The Node object can be navigated by using its public functions. Remember though that the GetNextChild() function increments the position of the counter and I have not implemented a way to reset it.

The best way to understand the inner workings is to get the demo project and test for yourselves. You will need Visual Studio 2008 to compile the project as is, without reconstruction. If you reconstruct remember: it has not been tested for Unicode.

Download the project and extract it. Compile. Run it and press the load button.

Choose one of the XML files provided as examples. Click open.
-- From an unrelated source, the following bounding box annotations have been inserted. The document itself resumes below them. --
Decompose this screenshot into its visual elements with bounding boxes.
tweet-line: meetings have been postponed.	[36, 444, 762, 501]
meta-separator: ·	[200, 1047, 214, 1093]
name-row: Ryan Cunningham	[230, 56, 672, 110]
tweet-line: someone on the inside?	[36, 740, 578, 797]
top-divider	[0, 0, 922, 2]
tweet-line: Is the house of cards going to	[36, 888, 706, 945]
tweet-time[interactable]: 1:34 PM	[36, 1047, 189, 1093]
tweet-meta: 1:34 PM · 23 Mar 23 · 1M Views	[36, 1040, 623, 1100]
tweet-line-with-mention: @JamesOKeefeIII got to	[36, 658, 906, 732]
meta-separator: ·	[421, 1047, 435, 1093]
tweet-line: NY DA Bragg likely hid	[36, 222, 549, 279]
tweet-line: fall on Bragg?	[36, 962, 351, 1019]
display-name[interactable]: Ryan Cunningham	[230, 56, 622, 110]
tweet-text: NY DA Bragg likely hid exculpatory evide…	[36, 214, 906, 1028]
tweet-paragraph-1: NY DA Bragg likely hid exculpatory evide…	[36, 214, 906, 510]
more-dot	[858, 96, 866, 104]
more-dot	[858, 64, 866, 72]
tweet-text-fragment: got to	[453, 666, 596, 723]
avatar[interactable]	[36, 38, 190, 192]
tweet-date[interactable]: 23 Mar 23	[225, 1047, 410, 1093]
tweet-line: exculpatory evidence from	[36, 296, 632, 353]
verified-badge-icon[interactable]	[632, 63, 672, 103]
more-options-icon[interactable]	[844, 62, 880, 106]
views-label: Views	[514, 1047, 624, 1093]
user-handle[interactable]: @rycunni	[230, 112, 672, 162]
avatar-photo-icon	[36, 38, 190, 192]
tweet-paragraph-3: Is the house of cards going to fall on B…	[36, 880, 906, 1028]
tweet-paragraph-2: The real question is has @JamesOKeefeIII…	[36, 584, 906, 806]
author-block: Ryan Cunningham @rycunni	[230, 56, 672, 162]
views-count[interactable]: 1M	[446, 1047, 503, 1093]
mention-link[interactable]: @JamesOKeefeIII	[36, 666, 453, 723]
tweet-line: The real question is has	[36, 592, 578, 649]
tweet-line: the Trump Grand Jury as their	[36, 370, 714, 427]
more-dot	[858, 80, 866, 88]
This is the result for one of the XML files provided.

XML

<CATALOG>
...
    <PLANT>
        <COMMON>Snakeroot</COMMON>
        <BOTANICAL>Cimicifuga</BOTANICAL>
        <ZONE>Annual</ZONE>
        <LIGHT>Shade</LIGHT>
        <PRICE>$5.63</PRICE>
        <AVAILABILITY>071199</AVAILABILITY>
    </PLANT>
    <PLANT>
        <COMMON>Cardinal Flower</COMMON>
        <BOTANICAL>Lobelia cardinalis</BOTANICAL>
        <ZONE>2</ZONE>
        <LIGHT>Shade</LIGHT>
        <PRICE>$3.02</PRICE>
        <AVAILABILITY>022299</AVAILABILITY>
    </PLANT>
</CATALOG>

History

September 20, 2010

Added

September 21, 2010

Revised

September 22, 2010

New version of the project has been updated

Corrected a bug for multiple attributes
Added 'some' support for comments. Comments outside the root node will generate an error

September 28, 2010

Tested for unicode, and added a unicode XML for ones test
Removed the intellisense file from the project
Removed the bug of confusing single quotes and double quotes with the actual delimiter found by Lorenzo Gatti

September 29, 2010

Added run-time support for UNICODE character set! The program must be compiled using this character set:

September 29, 2010

Some support for the CDATA sections has been added
I also discovered that the Parse function needs some re-factoring because it got heavy and hard to understand.

October 1, 2010

Replaced all fixed size char arrays from the project with dynamically allocated ones.
Added support for processing instructions. All processing instructions are now treated as a special type of node, just like the comments.
Also comments can now exist outside the root-node of the XML since now the lowest level node is the XML_DOC node, not the root-node of the XML.